FD is associated with neurological complications, but the motor system is often spared (5). To our knowledge, this is the first report of FD associated with an ALS-like phenotype. FD has been considered primarily a vasculopathy (6), which would not easily explain a motor neuron specific presentation. However, defects in autophagy have been observed in biosamples derived from patients with FD and in a number of neurodegenerative conditions including ALS. Study of renal tissue and fibroblasts from FD patients demonstrated increased staining of autophagy-associated markers (microtubule-associated protein 1A/1B-light chain 3 (LC3) and p62/SQSTM1) (7). Defects in autophagy have also been demonstrated in the brain of a mouse model of FD: increased immunoreactivity for LC3 and lysosomal-associated membrane protein 1 (LAMP-1) was accompanied by accumulation of protein aggregates and neurodegeneration (8). Several ALS-causing mutations have been identified in the autophagy pathway including OPTN and p62/SQSTM1, and impairment of autophagy has been linked to the hallmark pathology of ALS, the presence of cytoplasmic TDP-43 aggregates (9). The G93A-SOD1 transgenic mouse model of ALS shows histopathological similarities to the mouse model of FD, with increased staining of autophagy-associated markers (Figure 2) (10). We hypothesise that in our patient, impaired autophagy as a result of FD may have predisposed him to develop motor neuron injury and the clinical phenotype of ALS. There is some precedence in the association of Parkinson’s disease with another lipid storage disorder – Gauchers disease. If we are correct, it remains to be determined why an autophagy defect in FD leads specifically to ALS as opposed to another neurodegenerative disease phenotype, but this in itself might be an interesting source of putative therapeutic targets.

Figure 2.

Autophagy is dysregulated in mouse models of both Fabry’s disease and SOD1-G93A amyotrophic lateral sclerosis.

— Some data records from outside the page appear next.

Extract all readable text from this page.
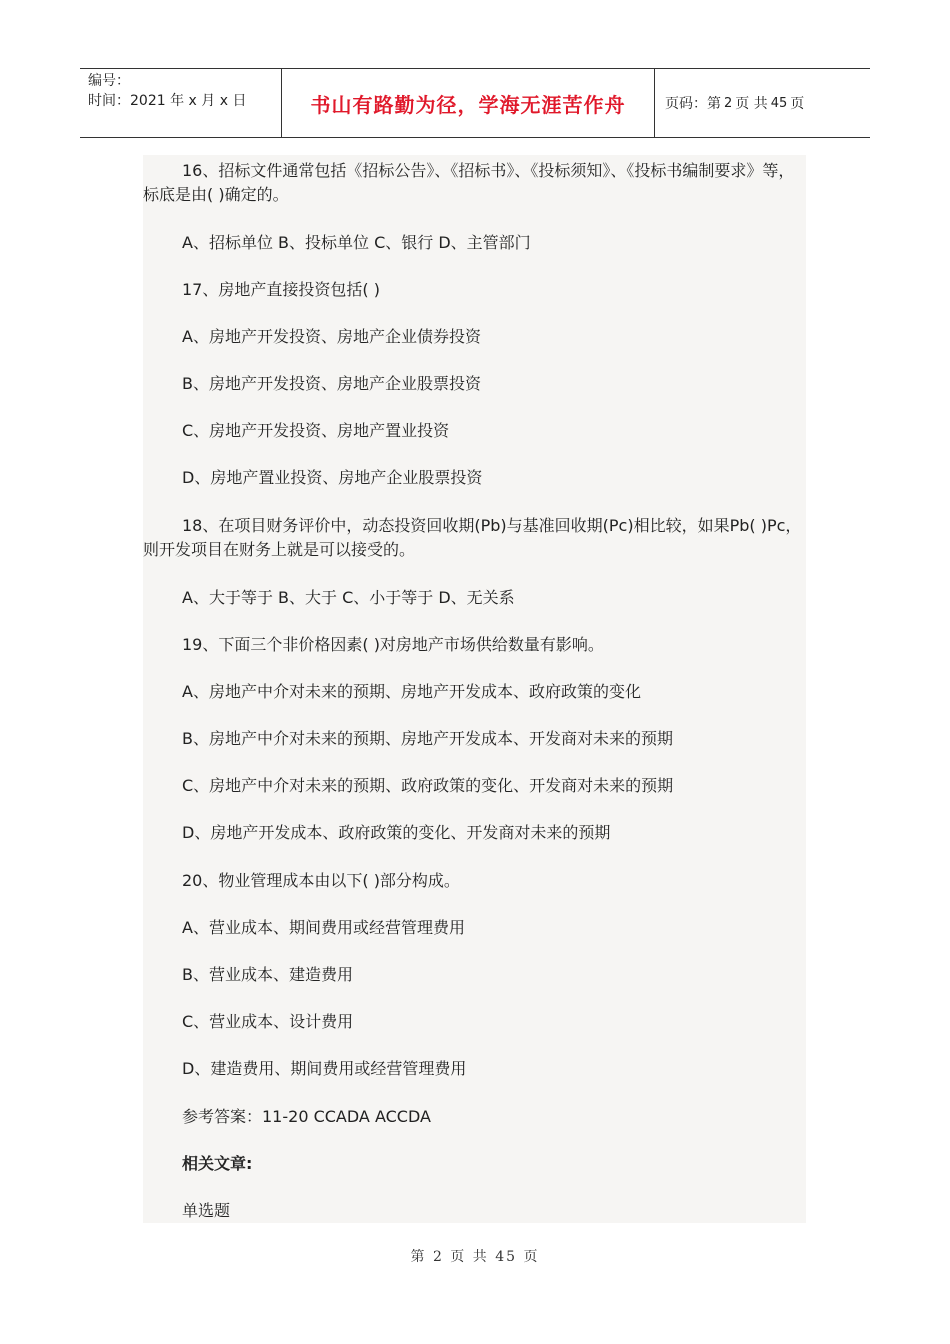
编号：
时间：2021 年 x 月 x 日	书山有路勤为径，学海无涯苦作舟	页码：第 2 页 共 45 页
16、招标文件通常包括《招标公告》、《招标书》、《投标须知》、《投标书编制要求》等，标底是由( )确定的。
A、招标单位 B、投标单位 C、银行 D、主管部门
17、房地产直接投资包括( )
A、房地产开发投资、房地产企业债券投资
B、房地产开发投资、房地产企业股票投资
C、房地产开发投资、房地产置业投资
D、房地产置业投资、房地产企业股票投资
18、在项目财务评价中，动态投资回收期(Pb)与基准回收期(Pc)相比较，如果Pb( )Pc，则开发项目在财务上就是可以接受的。
A、大于等于 B、大于 C、小于等于 D、无关系
19、下面三个非价格因素( )对房地产市场供给数量有影响。
A、房地产中介对未来的预期、房地产开发成本、政府政策的变化
B、房地产中介对未来的预期、房地产开发成本、开发商对未来的预期
C、房地产中介对未来的预期、政府政策的变化、开发商对未来的预期
D、房地产开发成本、政府政策的变化、开发商对未来的预期
20、物业管理成本由以下( )部分构成。
A、营业成本、期间费用或经营管理费用
B、营业成本、建造费用
C、营业成本、设计费用
D、建造费用、期间费用或经营管理费用
参考答案：11-20 CCADA ACCDA
相关文章:
单选题
第 2 页 共 45 页
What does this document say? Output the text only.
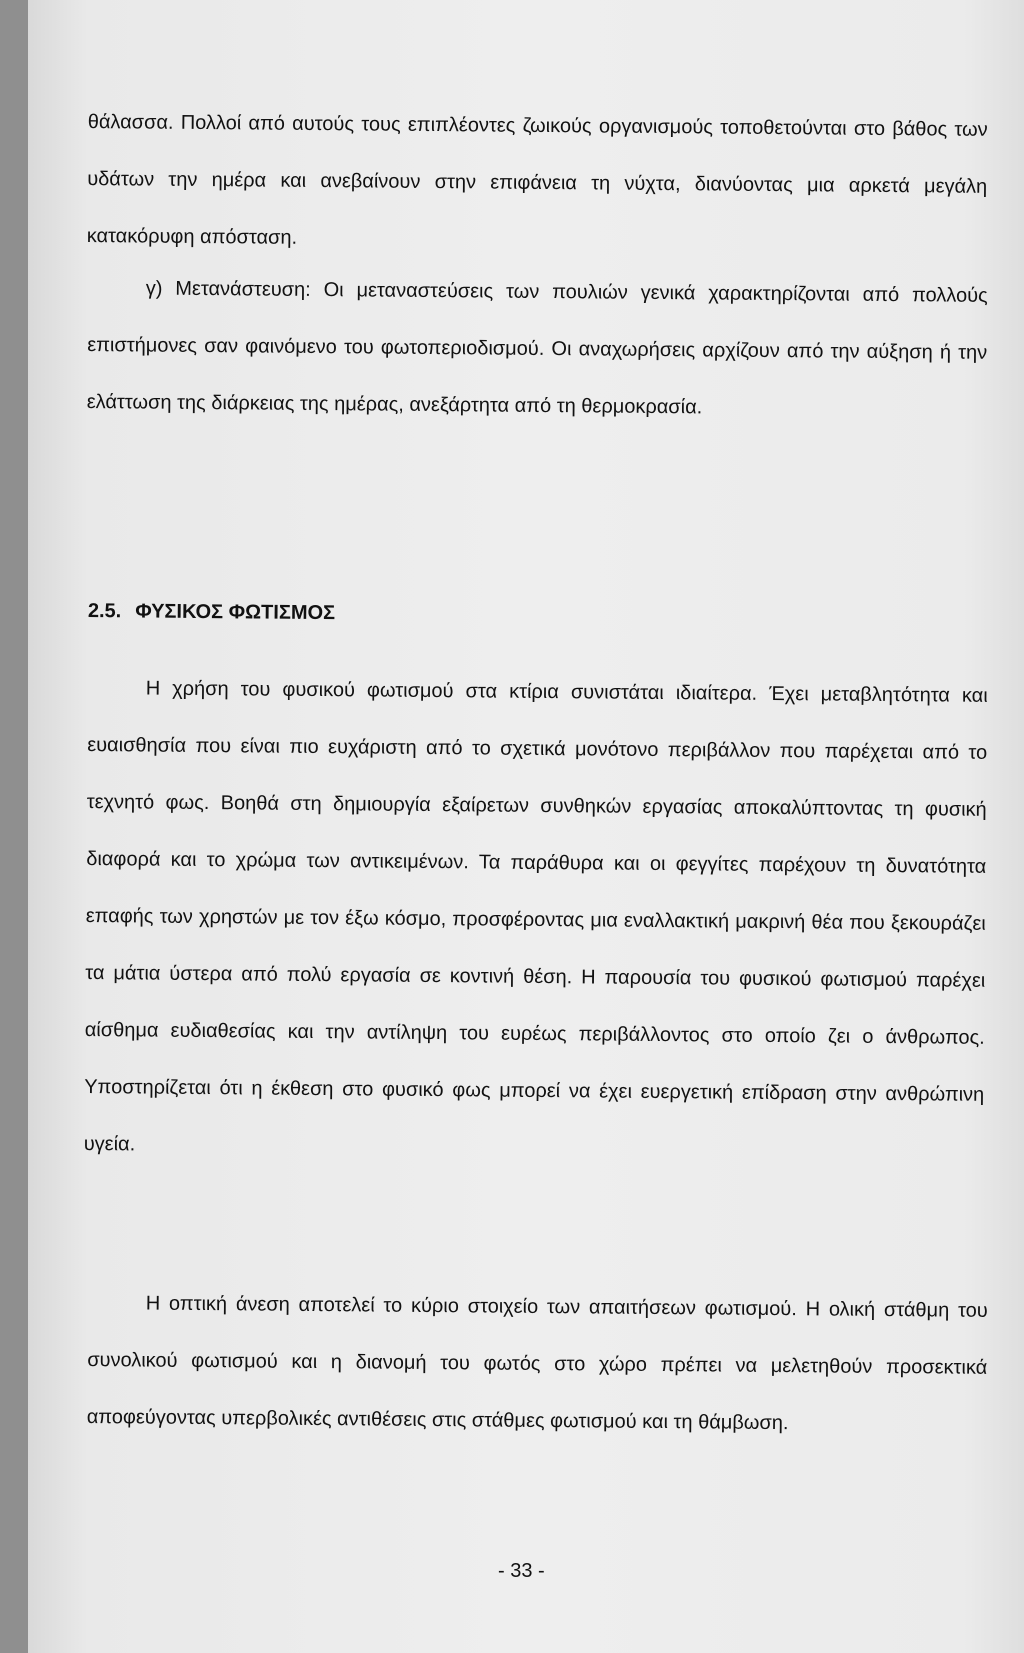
θάλασσα. Πολλοί από αυτούς τους επιπλέοντες ζωικούς οργανισμούς τοποθετούνται στο βάθος των υδάτων την ημέρα και ανεβαίνουν στην επιφάνεια τη νύχτα, διανύοντας μια αρκετά μεγάλη κατακόρυφη απόσταση.
γ) Μετανάστευση: Οι μεταναστεύσεις των πουλιών γενικά χαρακτηρίζονται από πολλούς επιστήμονες σαν φαινόμενο του φωτοπεριοδισμού. Οι αναχωρήσεις αρχίζουν από την αύξηση ή την ελάττωση της διάρκειας της ημέρας, ανεξάρτητα από τη θερμοκρασία.
2.5. ΦΥΣΙΚΟΣ ΦΩΤΙΣΜΟΣ
Η χρήση του φυσικού φωτισμού στα κτίρια συνιστάται ιδιαίτερα. Έχει μεταβλητότητα και ευαισθησία που είναι πιο ευχάριστη από το σχετικά μονότονο περιβάλλον που παρέχεται από το τεχνητό φως. Βοηθά στη δημιουργία εξαίρετων συνθηκών εργασίας αποκαλύπτοντας τη φυσική διαφορά και το χρώμα των αντικειμένων. Τα παράθυρα και οι φεγγίτες παρέχουν τη δυνατότητα επαφής των χρηστών με τον έξω κόσμο, προσφέροντας μια εναλλακτική μακρινή θέα που ξεκουράζει τα μάτια ύστερα από πολύ εργασία σε κοντινή θέση. Η παρουσία του φυσικού φωτισμού παρέχει αίσθημα ευδιαθεσίας και την αντίληψη του ευρέως περιβάλλοντος στο οποίο ζει ο άνθρωπος. Υποστηρίζεται ότι η έκθεση στο φυσικό φως μπορεί να έχει ευεργετική επίδραση στην ανθρώπινη υγεία.
Η οπτική άνεση αποτελεί το κύριο στοιχείο των απαιτήσεων φωτισμού. Η ολική στάθμη του συνολικού φωτισμού και η διανομή του φωτός στο χώρο πρέπει να μελετηθούν προσεκτικά αποφεύγοντας υπερβολικές αντιθέσεις στις στάθμες φωτισμού και τη θάμβωση.
- 33 -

Alternatively, the motor neuron disorder in this patient may be the result of vascular insufficiency secondary to FD. However, the clinical picture is typical of ALS and the symmetry of the MRI white matter changes is not consistent with the marked asymmetry of the neuromuscular presentation.

This report highlights the findings in a single FD patient and as such could be a chance finding. However, given that both diseases are relatively rare – the incidence of both is 1–2 per 100,000 in the UK – a mechanistic link is worthy of consideration. Moreover, as FD treatment continues to improve life expectancy, it will be interesting to note whether other similar patients are reported in the future. This could have implications for the study and treatment of both FD and ALS.